In this Court's opinion, all four badges point inescapably to the intent to hinder or delay. It is worth noting, as well, that "while just one of the 'badges' of intent to impermissibly hinder or delay is sufficient for §727(a)(2) purposes, 'the accumulation of several factors indicates strongly that [a] debtor possessed the requisite intent.'" Id. at 540 (citing In re McGalliard, 183 B.R. 726, 733 (Bankr. M.D. N.C. 1995).
McCrory's transfer of the boat to his son in partial satisfaction of an obligation for which the son was not pressing for payment, and then selling the boat to a third-party on behalf of the son, while Sachuk was being frustrated at every turn in his attempt to collect from McCrory, is itself more than sufficient evidence. However, when viewed in the context of McCrory's other actions (transferring the Florida home to one son, then taking it back shortly thereafter, failing to seek financing until the eleventh hour, after having been specifically ordered to do so by the Family Court), as well as his transparent and consistent lack of candor while testifying before this Court, the finding that McCrory intended to hinder and delay Sachuk is a no brainer.
It is also worth noting that Justice Shawcross, who had the best opportunity to evaluate McCrory's credibility during the extended proceedings before him, has bluntly expressed his own thoughts about McCrory's intent. After noting the tortuous travel of the case before him, Justice Shawcross said to McCrory, "I mean the truth be known, Al, let's say it the way it is. Let's say it the way it is. Tell it honestly now. You don't want to pay him 5 cents." This Court readily adopts Justice Shawcross's assessment of McCrory's motives, and finds for the Plaintiff on Count II.

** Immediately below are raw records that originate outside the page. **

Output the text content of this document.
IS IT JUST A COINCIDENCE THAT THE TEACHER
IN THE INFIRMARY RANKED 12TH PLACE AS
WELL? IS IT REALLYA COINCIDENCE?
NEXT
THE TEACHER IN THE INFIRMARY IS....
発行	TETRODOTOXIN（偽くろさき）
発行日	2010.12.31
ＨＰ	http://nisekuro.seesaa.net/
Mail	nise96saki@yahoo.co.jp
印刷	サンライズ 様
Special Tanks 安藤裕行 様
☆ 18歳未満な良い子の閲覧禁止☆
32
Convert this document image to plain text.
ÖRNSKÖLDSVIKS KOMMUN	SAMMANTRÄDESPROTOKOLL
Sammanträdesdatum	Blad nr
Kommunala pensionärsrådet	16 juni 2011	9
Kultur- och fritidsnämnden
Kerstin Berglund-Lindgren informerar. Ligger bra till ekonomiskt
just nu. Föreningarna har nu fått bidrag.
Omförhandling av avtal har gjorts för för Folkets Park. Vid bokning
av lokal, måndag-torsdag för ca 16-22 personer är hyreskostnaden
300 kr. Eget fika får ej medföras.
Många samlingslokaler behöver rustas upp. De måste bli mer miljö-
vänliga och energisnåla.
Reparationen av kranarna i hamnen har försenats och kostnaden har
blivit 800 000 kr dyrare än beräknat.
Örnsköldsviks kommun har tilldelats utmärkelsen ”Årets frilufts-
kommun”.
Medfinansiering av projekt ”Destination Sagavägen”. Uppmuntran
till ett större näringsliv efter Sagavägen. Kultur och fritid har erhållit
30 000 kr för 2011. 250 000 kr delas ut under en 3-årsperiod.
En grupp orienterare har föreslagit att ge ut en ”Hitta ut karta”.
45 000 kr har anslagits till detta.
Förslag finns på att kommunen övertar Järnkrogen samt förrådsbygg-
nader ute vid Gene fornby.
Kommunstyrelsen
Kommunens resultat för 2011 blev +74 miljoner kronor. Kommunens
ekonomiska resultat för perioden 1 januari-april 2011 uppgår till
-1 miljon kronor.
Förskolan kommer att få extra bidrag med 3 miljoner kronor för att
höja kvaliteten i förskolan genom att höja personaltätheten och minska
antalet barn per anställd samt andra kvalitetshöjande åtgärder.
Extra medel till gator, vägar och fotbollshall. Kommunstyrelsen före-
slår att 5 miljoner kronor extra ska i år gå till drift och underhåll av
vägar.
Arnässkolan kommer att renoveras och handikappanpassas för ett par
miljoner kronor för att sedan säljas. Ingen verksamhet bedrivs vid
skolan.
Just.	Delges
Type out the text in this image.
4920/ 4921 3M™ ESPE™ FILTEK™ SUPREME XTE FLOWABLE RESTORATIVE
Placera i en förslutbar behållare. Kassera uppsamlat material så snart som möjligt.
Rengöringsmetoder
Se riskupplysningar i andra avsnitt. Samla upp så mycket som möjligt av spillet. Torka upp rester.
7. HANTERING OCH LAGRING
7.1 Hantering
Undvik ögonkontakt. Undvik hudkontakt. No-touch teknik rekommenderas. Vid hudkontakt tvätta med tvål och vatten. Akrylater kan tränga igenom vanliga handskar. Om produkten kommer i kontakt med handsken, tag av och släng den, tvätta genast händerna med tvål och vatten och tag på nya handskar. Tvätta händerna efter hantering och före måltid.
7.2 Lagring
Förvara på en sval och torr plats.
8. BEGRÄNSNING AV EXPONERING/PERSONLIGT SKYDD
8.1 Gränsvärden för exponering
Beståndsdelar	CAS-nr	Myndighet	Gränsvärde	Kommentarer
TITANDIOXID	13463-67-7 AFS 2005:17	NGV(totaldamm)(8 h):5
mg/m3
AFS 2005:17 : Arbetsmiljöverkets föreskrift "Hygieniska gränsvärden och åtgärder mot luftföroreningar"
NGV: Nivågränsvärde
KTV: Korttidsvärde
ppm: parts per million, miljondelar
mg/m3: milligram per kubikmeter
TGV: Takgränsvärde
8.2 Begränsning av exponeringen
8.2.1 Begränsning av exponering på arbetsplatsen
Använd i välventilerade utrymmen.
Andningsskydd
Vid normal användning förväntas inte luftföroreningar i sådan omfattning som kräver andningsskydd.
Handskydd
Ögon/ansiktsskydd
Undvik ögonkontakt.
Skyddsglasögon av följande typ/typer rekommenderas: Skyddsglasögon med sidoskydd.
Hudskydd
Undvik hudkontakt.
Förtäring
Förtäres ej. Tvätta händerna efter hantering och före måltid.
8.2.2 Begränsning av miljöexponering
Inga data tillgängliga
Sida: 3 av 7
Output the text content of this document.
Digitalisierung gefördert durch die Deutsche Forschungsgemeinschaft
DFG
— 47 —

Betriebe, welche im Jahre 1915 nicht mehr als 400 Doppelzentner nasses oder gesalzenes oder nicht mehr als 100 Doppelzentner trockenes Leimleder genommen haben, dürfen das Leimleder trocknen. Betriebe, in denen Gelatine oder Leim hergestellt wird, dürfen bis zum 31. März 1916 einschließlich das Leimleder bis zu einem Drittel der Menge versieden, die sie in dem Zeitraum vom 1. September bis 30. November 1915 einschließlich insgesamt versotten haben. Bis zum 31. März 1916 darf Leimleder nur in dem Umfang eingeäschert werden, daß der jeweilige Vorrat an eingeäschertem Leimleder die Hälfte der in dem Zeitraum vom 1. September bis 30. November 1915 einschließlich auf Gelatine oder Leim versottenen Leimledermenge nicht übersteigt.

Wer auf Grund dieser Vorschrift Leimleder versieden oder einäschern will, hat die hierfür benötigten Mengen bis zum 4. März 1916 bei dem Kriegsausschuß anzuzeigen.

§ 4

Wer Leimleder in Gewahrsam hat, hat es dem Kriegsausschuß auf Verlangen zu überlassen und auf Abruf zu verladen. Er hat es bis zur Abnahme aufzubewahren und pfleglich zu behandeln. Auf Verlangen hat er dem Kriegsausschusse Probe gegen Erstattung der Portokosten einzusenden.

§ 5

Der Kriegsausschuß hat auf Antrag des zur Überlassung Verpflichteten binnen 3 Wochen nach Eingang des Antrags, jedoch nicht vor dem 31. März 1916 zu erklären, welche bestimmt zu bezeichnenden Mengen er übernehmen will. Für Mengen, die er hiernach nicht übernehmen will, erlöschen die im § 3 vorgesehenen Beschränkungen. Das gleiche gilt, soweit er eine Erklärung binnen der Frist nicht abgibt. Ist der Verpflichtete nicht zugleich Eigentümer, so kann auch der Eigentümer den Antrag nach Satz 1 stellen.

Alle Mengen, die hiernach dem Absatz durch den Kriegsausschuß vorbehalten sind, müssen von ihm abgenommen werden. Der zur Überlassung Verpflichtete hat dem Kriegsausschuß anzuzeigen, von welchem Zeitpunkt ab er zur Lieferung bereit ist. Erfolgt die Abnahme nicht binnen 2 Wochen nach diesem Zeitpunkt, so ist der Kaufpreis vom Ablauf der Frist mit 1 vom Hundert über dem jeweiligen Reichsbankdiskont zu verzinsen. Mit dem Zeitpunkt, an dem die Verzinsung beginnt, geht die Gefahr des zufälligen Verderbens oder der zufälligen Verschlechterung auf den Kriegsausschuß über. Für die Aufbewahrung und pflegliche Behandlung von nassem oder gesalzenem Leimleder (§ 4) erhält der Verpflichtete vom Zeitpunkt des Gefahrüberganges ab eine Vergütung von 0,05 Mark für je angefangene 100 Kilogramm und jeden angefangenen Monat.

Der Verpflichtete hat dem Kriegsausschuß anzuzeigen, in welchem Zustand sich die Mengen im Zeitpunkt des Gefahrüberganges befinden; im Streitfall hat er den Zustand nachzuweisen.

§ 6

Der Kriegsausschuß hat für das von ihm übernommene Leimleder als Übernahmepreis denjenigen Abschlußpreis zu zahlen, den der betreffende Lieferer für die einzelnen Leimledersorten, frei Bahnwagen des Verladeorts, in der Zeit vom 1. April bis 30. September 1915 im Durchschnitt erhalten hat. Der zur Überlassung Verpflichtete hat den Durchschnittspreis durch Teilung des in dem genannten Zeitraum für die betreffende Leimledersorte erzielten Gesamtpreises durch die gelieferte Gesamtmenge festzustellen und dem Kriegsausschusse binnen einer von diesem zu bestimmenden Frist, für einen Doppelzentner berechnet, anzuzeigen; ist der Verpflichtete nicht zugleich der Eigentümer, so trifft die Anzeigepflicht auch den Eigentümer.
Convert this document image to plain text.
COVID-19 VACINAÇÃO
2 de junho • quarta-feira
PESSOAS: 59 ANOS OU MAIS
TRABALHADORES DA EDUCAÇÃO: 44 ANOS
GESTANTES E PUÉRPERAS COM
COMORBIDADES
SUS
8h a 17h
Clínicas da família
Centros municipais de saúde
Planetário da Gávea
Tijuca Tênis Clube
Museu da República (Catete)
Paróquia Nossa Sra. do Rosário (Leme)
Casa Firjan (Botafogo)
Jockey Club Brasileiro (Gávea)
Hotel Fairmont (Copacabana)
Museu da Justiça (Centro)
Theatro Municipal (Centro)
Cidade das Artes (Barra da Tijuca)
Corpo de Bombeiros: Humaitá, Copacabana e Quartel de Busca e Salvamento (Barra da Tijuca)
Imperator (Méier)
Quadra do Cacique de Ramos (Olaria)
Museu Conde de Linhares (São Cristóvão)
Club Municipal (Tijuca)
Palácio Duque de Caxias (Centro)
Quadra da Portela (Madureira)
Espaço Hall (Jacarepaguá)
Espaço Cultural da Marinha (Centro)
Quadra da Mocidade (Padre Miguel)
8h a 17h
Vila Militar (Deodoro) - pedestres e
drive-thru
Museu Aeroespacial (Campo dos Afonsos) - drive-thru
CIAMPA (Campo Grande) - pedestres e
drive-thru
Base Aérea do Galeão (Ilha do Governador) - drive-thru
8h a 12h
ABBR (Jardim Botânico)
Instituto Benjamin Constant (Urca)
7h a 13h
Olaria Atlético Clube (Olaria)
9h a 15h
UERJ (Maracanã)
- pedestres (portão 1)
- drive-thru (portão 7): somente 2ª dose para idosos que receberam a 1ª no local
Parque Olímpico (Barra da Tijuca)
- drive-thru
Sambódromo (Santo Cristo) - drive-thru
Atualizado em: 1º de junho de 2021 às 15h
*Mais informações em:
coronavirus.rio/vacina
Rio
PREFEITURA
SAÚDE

In summary, I find that McCrory transferred the boat to his son four months prior to filing bankruptcy with the intent to hinder or delay Sachuk's collecting a $60,000 judgment. As stated earlier in this opinion, because the same relief is sought in Count I, it is not necessary to rule on the 727 (a)(4)(A) issue. On Count II, because McCrory violated § 727(a)(2)(A), discharge is DENIED.